I'm having a problem with one of my works. I need to use the central limit theorem, but I first need to prove that my variables are weakly dependent. Does someone have an example that I can use as a base for my work? Thanks in advance.
We cannot really prove weak dependence between two variables, but we can rule out different types of dependence, to a reasonable degree. One method is to use the chi-square test. This article does a decent job of explaining the process. https://stattrek.com/chi-square-test/independence.aspx
But a number of conditions need to be met. What kind of data are you working with? Also, apologies if the answer is overly simplistic. More details might help me provide a better one.
The question is unclear. Does "I need to prove that my variables are weakly dependent" mean that you want to prove that the variables are:
(a) not independent;
(b) not strongly dependent.?
In the context of the central limit theorem,there needs to be some idea of an increasing data-set. What is this?

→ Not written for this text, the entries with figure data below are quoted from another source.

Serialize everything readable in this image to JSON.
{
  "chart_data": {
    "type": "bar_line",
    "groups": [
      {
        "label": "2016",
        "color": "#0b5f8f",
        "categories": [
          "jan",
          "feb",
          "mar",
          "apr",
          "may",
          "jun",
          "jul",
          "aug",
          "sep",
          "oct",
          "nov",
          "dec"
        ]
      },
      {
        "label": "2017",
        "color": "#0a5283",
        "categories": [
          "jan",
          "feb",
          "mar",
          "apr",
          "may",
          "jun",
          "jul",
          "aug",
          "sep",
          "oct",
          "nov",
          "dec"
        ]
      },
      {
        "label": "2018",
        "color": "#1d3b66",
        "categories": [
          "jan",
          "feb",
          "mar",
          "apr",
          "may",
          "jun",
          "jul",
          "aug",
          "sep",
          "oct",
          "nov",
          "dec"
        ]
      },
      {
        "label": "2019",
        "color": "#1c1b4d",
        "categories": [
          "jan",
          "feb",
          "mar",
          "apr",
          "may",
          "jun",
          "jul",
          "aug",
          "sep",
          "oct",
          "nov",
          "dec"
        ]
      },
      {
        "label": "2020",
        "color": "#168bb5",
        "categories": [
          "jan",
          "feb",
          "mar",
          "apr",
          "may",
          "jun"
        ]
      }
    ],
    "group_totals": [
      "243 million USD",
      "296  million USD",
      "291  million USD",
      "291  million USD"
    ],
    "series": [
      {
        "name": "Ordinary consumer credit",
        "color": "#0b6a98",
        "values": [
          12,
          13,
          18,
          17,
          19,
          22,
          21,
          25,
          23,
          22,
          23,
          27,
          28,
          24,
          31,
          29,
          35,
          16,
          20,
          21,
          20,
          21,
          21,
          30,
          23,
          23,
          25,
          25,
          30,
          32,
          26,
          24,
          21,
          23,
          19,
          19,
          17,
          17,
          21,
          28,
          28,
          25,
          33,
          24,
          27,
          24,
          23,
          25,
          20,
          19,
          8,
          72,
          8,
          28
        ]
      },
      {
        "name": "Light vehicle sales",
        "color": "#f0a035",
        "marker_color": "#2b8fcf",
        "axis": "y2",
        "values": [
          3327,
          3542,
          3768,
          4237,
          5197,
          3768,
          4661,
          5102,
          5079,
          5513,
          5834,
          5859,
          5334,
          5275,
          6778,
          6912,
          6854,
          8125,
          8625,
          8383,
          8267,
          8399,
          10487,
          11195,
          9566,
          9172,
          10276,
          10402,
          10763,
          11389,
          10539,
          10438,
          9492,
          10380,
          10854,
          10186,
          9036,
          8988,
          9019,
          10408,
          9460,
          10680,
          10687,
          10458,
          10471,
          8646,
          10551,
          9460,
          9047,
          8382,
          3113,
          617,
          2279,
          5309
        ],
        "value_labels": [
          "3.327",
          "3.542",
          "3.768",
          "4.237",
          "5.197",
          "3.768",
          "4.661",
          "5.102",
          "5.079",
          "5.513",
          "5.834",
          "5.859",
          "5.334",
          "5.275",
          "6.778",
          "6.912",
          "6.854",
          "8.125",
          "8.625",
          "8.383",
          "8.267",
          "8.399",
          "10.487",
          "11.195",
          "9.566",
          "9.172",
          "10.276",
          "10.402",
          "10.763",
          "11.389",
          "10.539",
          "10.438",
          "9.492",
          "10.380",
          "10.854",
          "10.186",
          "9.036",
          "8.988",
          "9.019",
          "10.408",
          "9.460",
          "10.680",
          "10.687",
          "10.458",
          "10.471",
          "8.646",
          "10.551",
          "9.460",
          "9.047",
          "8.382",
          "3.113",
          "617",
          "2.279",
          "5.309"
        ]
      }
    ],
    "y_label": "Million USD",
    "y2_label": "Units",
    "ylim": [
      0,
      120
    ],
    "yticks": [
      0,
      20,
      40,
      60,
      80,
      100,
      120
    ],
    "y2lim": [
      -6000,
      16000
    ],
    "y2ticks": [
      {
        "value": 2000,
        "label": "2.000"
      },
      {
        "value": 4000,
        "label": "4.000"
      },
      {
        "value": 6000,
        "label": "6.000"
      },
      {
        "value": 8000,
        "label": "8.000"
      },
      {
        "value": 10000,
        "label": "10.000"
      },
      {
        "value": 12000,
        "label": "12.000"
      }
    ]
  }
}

In some types of practical application, it may not be possible to "prove" anything in the sense of a mathematical proof starting from some standard model (that then itself needs to be justified), but you be able to justify (from the practical context and experience in that context) making the direct assumption that weak dependence applies. I hesitate to point you to my own publication Article Statistical Analysis of Empirical Models Fitted by Optimization
, as it may not be relevant to you,
Again, when you say "I need to use the central limit theorem", are you wanting to use it to get a formal asymptotic distributional result without actually wanting to apply it , or do you need a practically useful approximate result? If the latter, it may be useful to concentrate on the variance, and its asymptotic behaviour, as this should give some clue about the effects of various levels of dependence (where, for studying the variance, interest is limited to the correlation properties only).